Hal yang perlu diperhatikan pula dalam berdakwah adalah mustami’, karena da’i berhadapan dengan makhluk hidup yang bernama mustami’ itu, dengan potensi dan fitrah yang dimilikinya memberi kemungkinan sekaligus harapan untuk berkembang dengan baik ke arah yang lebih sempurna.

Pada fitrahnya memang setiap individu telah diberikan hidayah kebaikan (berupa ketauhidan dan keimanan) oleh Allah SWT. Akan tetapi iman dan tauhid itu dapat saja berubah ke arah kelunturan apabila tidak disiram dan dipupuk dengan bimbingan ke jalan menuju ke arah keimanan dan Islam. Dalam hal ini berhadapan dengan mustami’ yang masing-masing memiliki perbedaan kemampuan, kecerdasan, karakter, latar belakang sosial ekonomi dan perbedaan tingkat usia antara satu dengan yang lain selamanya siswa berbeda dalam kelas. Oleh karena itu untuk mendukung hal tersebut diperlukan kearifan dalam penyampaian dakwah sesuai dengan firman Allah dalam surat an-Nahlu ayat 25 sebagai berikut:

ادع  إلى سبيل ربك بالحكمة والموعظة الحسنة وجادلهم بالتي هي أحسن إن ربك هو أعلم بمن ضل عن سبيله وهو أعلم بالمهتدين (النحل: ١٢٥)

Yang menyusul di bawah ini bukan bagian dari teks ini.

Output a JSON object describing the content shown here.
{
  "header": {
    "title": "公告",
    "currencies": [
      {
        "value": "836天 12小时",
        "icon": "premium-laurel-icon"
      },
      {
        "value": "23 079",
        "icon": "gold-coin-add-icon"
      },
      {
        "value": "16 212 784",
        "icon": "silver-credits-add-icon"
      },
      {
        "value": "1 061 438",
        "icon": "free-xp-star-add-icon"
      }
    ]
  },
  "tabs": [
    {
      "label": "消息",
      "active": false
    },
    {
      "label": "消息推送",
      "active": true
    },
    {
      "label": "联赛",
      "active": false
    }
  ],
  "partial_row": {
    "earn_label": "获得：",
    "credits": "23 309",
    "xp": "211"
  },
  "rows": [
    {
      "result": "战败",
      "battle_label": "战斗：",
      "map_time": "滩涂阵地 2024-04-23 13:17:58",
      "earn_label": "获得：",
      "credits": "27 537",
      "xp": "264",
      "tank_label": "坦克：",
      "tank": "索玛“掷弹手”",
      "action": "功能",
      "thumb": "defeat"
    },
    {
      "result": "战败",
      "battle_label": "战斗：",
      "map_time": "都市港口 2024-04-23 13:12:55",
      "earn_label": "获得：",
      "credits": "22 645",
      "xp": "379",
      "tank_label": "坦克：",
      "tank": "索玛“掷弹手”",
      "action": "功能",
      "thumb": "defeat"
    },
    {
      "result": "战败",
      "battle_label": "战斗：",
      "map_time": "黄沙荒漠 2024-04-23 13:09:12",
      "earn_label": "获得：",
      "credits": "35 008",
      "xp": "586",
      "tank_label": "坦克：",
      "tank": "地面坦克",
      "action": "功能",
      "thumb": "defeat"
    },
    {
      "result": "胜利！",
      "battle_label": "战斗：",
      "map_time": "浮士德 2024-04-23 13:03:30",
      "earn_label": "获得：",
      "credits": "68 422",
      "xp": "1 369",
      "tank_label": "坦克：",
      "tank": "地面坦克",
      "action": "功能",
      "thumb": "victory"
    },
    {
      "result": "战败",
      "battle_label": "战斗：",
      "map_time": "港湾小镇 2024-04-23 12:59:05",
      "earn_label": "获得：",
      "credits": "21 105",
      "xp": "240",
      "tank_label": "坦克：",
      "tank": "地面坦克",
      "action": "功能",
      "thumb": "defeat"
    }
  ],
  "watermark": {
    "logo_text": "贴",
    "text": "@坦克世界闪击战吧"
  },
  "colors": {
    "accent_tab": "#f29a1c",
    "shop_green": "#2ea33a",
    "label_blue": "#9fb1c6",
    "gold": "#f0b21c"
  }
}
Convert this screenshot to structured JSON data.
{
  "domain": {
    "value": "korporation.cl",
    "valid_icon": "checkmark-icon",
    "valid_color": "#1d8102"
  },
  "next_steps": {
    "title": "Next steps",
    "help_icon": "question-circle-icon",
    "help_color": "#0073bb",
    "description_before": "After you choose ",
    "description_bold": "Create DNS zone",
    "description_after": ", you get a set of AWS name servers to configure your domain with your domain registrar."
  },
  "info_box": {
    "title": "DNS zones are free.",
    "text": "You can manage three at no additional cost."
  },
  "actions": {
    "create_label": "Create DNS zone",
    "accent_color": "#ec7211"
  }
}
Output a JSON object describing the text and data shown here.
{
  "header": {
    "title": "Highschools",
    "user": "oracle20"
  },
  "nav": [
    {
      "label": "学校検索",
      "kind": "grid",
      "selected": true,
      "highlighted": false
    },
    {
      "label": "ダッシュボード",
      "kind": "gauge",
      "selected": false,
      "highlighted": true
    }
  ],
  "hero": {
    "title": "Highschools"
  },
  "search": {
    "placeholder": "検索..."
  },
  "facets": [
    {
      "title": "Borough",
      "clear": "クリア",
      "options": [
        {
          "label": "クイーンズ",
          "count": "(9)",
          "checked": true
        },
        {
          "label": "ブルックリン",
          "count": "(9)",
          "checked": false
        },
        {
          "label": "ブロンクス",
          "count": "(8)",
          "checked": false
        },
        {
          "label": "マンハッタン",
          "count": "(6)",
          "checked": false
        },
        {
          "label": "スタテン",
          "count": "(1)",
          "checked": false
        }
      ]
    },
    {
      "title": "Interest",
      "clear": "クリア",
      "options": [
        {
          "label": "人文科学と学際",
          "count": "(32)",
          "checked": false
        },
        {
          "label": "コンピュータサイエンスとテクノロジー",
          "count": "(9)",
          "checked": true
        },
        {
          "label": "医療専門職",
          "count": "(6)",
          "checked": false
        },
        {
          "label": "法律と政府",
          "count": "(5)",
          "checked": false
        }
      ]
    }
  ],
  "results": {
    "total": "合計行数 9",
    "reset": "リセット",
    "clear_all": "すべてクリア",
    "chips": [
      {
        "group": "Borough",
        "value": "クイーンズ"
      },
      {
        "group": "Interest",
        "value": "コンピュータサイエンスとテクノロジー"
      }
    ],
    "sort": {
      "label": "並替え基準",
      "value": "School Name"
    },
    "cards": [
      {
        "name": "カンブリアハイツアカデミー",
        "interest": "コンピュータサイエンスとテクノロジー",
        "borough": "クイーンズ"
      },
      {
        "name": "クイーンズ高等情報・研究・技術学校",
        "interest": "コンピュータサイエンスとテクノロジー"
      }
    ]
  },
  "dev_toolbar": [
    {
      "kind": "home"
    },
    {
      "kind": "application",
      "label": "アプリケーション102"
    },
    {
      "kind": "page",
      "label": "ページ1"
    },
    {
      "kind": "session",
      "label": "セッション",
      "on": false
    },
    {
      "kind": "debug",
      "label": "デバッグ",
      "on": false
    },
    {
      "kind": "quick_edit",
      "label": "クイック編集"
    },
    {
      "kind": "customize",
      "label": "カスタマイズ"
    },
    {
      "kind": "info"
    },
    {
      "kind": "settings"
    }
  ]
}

Artinya: Serulah (manusia) kepada jalan Tuhanmu dengan hikmah dan pelajaran yang baik dan bantahlah mereka dengan cara yang baik. Sesungguhnya Tuhanmu Dialah yang lebih mengetahui tentang siapa yang tersesat dari jalan-Nya dan Dialah yang lebih mengetahui orang-orang yang mendapat petunjuk. Q. S. an-Nahlu: 125)

Dari gambaran ayat di atas, maka diketahui bahwa usaha untuk mensukseskan kegiatan harus ditempuh dengan cara mendidik manusia sebijaksana mungkin. Hal ini merupakan usaha untuk meningkatkan keberhasilan proses dakwah dalam kehidupan manusia.

Situasi dan kondisi di mana berlangsungnya kegiatan dakwah juga harus diperhatikan dan dipertimbangkan dalam berdakwah.

Situasi dan kondisi yang dimaksud, yaitu termasuk kondisi lapangan, apakah berada di pasar atau di samping bioskop dan sebagainya. Demikian juga keadaan da’i dan pendengar saat mana waktu akan memberikan ceramah apakah da’i dalam keadaan lelah sehingga ceramah pada saat itu perlu dipertimbangkan dan diganti dengan da’i lain yang dianggap lebih tepat. Ini berarti da’i perlu mempertimbangkan situasi dan kondisi jika dakwah ingin berhasil secara optimal.

Berdasarkan gambaran di atas, dapat dipahami bahwa situasi dan kondisi merupakan faktor utama yang dapat mempengaruhi proses dakwah, karena keberhasilan dakwah  sangat bergantung pada situasi dan kondisi. Apabila situasi dan kondisi tidak dipengaruhi oleh kebisingan atau rasa lelah yang menimpa da’i, maka kegiatan dakwah akan berhasil dengan baik.